How your print MIS can help you stay compliant with GDPR

Since the introduction of GDPR and the Data Protection Act in 2018, data handling has been a big priority for every business in the EU. These laws regulate how data can be collected, used, and processed by businesses.

There has been some uncertainty in the past about whether GDPR applied to print, but since printing companies are considered Processors of personal data*, it’s definitely something you should be taking seriously. Those that don’t, could face a penalty of either £8.7 million or 2% of the total annual worldwide turnover, whichever is higher.

Your MIS software can help you make sure you’re staying compliant with these laws, and here’s how.

Your data is stored in one place

If your MIS has an integrated CRM, like Tharstern, all your data will be stored in one location. So you can be confident that you’re not holding duplicate data records. Should a contact request to be “forgotten” i.e. deleted from your records, this will be much easier to do.

The Tharstern CRM also has the functionality to flag contacts when they don’t want to receive marketing communications. Flagging a contact means they cannot be included in marketing campaigns, but are still stored in the main database and can be linked to jobs, estimates, orders, etc.

You can also use custom fields to store information about whether or not a contact has opted in to certain marketing subscriptions, along with the date they opted in.

You can define who has access to personal data

As well as storing data like names, email addresses and phone numbers, you can use the custom fields functionality of your CRM to store additional information such as personal interests and social media profiles. But all of these are classed as Personal Data (anything that could identify a person, either directly or indirectly) and this needs to be handled securely.

Most print MIS solutions will let you define access rights, so you can control which users have access to certain areas of the software. It’s a good idea to set these up in your MIS solution so that only authorized users can access, edit and delete any Personal Data you store.

Customers have the right to request the data that you store about them

Under the Data Protection Act (2018) everyone has the right to find out what data an organization stores about them, and also…

• Know how their data is being used
• Access and update incorrect data
• Have data deleted
• Stop their data being processed

To support these rights, Tharstern introduced functionality to help locate, report on and present specific personal data held in your Tharstern database. If an individual requests to know what data you store about them, you can easily provide them with that information.

It’s easy to remove data when requested

We’ve also implemented functionality that lets you anonymize personal information stored in your Tharstern database, if anybody exercises their right to be forgotten.

Anonymizing means you can define the data you want to remove, and it will be replaced with a series of Xs to hide the identify of the individual from your MIS.

You should regularly monitor the data in your MIS

Some businesses are also required to appoint a Data Protection Officer as part of GDPR to monitor compliance and ensure employees are aware of their obligations. If that’s not a legal requirement for you, we would still recommend that you put someone in charge of carrying out regular audits of your MIS to monitor compliance and take any necessary action.
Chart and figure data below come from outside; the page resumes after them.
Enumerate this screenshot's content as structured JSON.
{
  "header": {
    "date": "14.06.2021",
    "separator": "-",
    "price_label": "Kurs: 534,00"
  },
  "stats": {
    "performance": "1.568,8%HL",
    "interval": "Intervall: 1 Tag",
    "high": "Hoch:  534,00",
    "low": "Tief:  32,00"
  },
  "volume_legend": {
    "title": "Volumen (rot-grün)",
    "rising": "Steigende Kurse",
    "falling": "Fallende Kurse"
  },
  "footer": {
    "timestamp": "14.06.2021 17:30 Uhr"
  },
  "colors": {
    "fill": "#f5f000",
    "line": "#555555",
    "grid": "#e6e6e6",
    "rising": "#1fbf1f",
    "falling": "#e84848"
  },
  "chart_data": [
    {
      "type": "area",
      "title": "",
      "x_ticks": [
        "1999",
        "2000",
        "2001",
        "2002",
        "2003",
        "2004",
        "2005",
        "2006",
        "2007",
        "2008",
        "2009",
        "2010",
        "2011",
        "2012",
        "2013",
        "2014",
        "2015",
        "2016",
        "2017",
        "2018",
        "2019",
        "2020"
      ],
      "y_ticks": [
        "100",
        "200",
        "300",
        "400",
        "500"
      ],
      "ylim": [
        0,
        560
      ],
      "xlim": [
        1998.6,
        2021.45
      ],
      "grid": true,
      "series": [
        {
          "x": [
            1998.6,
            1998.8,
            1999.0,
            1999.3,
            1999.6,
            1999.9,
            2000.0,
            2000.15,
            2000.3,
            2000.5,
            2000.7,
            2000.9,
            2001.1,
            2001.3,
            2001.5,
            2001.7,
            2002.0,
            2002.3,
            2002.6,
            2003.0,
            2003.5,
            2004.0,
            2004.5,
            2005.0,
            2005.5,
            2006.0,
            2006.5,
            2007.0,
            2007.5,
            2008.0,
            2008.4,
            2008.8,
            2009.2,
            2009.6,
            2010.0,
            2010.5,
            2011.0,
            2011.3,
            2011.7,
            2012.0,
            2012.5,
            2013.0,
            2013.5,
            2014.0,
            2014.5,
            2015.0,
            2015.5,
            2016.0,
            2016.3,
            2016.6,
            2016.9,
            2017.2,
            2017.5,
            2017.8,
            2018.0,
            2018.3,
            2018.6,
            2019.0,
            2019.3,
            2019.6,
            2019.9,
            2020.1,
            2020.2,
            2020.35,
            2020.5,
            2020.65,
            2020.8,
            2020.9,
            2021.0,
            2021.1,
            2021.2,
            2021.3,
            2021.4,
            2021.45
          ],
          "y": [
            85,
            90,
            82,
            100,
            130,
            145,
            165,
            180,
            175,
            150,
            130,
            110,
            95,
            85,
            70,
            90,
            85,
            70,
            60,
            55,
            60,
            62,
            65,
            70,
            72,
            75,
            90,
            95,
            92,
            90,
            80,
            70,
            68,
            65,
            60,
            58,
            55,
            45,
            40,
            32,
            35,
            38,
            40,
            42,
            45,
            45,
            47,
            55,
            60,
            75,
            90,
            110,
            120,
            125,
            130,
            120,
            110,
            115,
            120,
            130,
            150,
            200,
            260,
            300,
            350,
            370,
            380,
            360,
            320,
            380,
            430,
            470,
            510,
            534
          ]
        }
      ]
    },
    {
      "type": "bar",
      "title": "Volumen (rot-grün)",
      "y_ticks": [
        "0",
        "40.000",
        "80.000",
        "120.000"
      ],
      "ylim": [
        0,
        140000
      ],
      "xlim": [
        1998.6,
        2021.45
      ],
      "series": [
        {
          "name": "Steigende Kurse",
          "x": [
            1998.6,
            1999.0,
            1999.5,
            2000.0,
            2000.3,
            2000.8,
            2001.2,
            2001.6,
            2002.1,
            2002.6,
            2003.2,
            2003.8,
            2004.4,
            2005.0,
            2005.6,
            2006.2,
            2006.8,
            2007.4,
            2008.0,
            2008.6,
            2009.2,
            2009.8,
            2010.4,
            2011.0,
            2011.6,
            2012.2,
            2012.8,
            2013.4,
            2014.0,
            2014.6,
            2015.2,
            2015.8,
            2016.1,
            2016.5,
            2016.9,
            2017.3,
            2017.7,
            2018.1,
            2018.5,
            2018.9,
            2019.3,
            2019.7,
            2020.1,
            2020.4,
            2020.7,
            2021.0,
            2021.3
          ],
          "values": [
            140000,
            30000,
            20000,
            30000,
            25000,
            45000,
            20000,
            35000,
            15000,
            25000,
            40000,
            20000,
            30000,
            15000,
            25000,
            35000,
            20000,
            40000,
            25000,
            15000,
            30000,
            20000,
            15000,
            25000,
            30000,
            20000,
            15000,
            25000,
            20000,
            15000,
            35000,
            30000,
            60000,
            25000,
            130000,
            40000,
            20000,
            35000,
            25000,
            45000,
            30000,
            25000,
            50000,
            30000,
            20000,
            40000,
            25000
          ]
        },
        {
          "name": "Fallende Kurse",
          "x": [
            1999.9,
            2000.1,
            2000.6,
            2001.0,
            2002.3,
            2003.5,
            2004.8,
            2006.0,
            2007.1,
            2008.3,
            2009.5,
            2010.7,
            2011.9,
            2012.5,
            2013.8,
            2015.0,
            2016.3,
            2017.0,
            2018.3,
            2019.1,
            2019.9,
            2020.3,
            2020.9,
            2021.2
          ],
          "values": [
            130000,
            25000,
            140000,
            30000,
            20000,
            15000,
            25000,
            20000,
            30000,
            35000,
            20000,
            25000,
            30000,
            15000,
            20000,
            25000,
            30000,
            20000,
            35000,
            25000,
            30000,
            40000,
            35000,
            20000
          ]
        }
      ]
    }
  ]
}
Research from The Chartered Institute of Marketing (CIM) found that 57% of respondents did not trust companies to handle their data responsibly. This statistic highlights the level of concern consumers have around sharing their personal data and why it’s so important that you take this responsibility seriously and show your customers that they can trust you with their data.

Hopefully this article has shown you how your MIS can help you do that.

For the Tharstern customers reading, you can find out more details about our GDPR Functionality on the Customer Happiness Portal.

* This guide from the ICO explains the role of a Processor and includes an example of why printing companies are classed as Processors.

The information in this article is for guidance purposes only. It should not be taken for, nor is it intended as, legal advice. We would like to stress that customers should make their own detailed investigations and seek their own legal advice if they are unsure about the implications of the GDPR.